Setting the noac option also disables attribute caching, but has the further effect of disabling client write caching. While this guarantees that data written by an application is written directly to a server, where it can be viewed immediately by other clients, it has a significant adverse effect on client write performance. Data written into memory-mapped file pages (mmap(2)) are not written directly to this server.

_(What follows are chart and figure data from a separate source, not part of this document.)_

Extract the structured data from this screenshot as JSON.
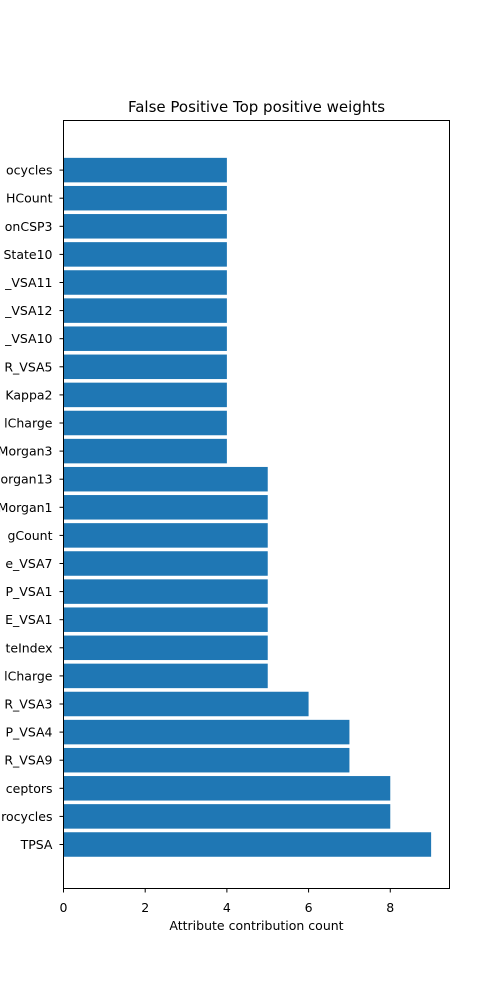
{
  "chart_data": {
    "type": "bar",
    "orientation": "horizontal",
    "title": "False Positive Top positive weights",
    "xlabel": "Attribute contribution count",
    "ylabel": "",
    "xlim": [
      0,
      9.45
    ],
    "xticks": [
      0,
      2,
      4,
      6,
      8
    ],
    "grid": false,
    "bar_color": "#1f77b4",
    "categories": [
      "TPSA",
      "rocycles",
      "ceptors",
      "R_VSA9",
      "P_VSA4",
      "R_VSA3",
      "lCharge",
      "teIndex",
      "E_VSA1",
      "P_VSA1",
      "e_VSA7",
      "gCount",
      "Morgan1",
      "organ13",
      "Morgan3",
      "lCharge",
      "Kappa2",
      "R_VSA5",
      "_VSA10",
      "_VSA12",
      "_VSA11",
      "State10",
      "onCSP3",
      "HCount",
      "ocycles"
    ],
    "values": [
      9,
      8,
      8,
      7,
      7,
      6,
      5,
      5,
      5,
      5,
      5,
      5,
      5,
      5,
      4,
      4,
      4,
      4,
      4,
      4,
      4,
      4,
      4,
      4,
      4
    ]
  }
}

The attribute cache duration options are
acdirmax, acdirmin,
acregmax, acregmin, and
actimeo, as described under
Options. A value specified for
actimeo sets the values of all attribute cache duration
options except for any of these options specified following
actimeo on a mount
command line.
For example, consider the following command:
example# mount -o acdirmax=10,actimeo=1000 server:/path /localpath
Because actimeo is the last duration option in the command line, its value (1000) becomes the setting for all of the duration options, including acdirmax. Now consider:
example# mount -o actimeo=1000,acdirmax=10 server:/path /localpath
Because the acdirmax option follows actimeo on the command line, it is assigned the value specified (10). The remaining duration options are set to the value of actimeo (1000).
example# mount serv:/usr/src /usr/src
example# mount -r -o nosuid serv:/usr/src /usr/src
example# mount -o vers=2,proto=udp serv:/usr/src /usr/src
example# mount nfs://serv/usr/man /usr/man
example# mount -o public nfs://serv/usr/%A0abc /mnt/test
example# mount -o public serv:C:doc:new /usr/doc
example# mount serv-a,serv-b,serv-c:/usr/man /usr/man
example# mount serv-x:/usr/man,serv-y:/var/man,nfs://serv-z/man /usr/man
rdist(1), mkdir(2), mmap(2), mount(2), open(2), umount(2), lofs(4FS), inet(4P), inet6(4P), mnttab(5), nfs(5), nfssec.conf(5), attributes(7), fsattr(7), nfssec(7), standards(7), lockd(8), mountall(8), mountd(8), nfsd(8), quota(8), statd(8)
Callaghan and Brent, RFC 2054, WebNFS Client Specification, October 1996.
Callaghan and Brent, RFC 2224, NFS URL Scheme, October 1997.
Berners-Lee, Masinter, and McCahill, RFC 1738, Uniform Resource Locators (URL), December 1994.
An NFS server should not attempt to mount its own file systems. See lofs(4FS).
If the directory on which a file system is to be mounted is a symbolic link, the file system is mounted on the directory to which the symbolic link refers, rather than being mounted on top of the symbolic link itself.
SunOS 4.x used the biod maintenance procedure to perform parallel read-ahead and write-behind on NFS clients. SunOS 5.x made biod obsolete with multi-threaded processing, which transparently performs parallel read-ahead and write-behind.
Since the root (/) file system is mounted read-only by the kernel during the boot process, only the remount option (and options that can be used in conjunction with remount) affect the root (/) entry in the /etc/vfstab file.
The NFS client service is managed by the service management facility, smf(7), under the service identifier:
svc:/network/nfs/client:default
Administrative actions on this service, such as enabling, disabling, or requesting restart, can be performed using svcadm(8). The service's status can be queried using the svcs(1) command.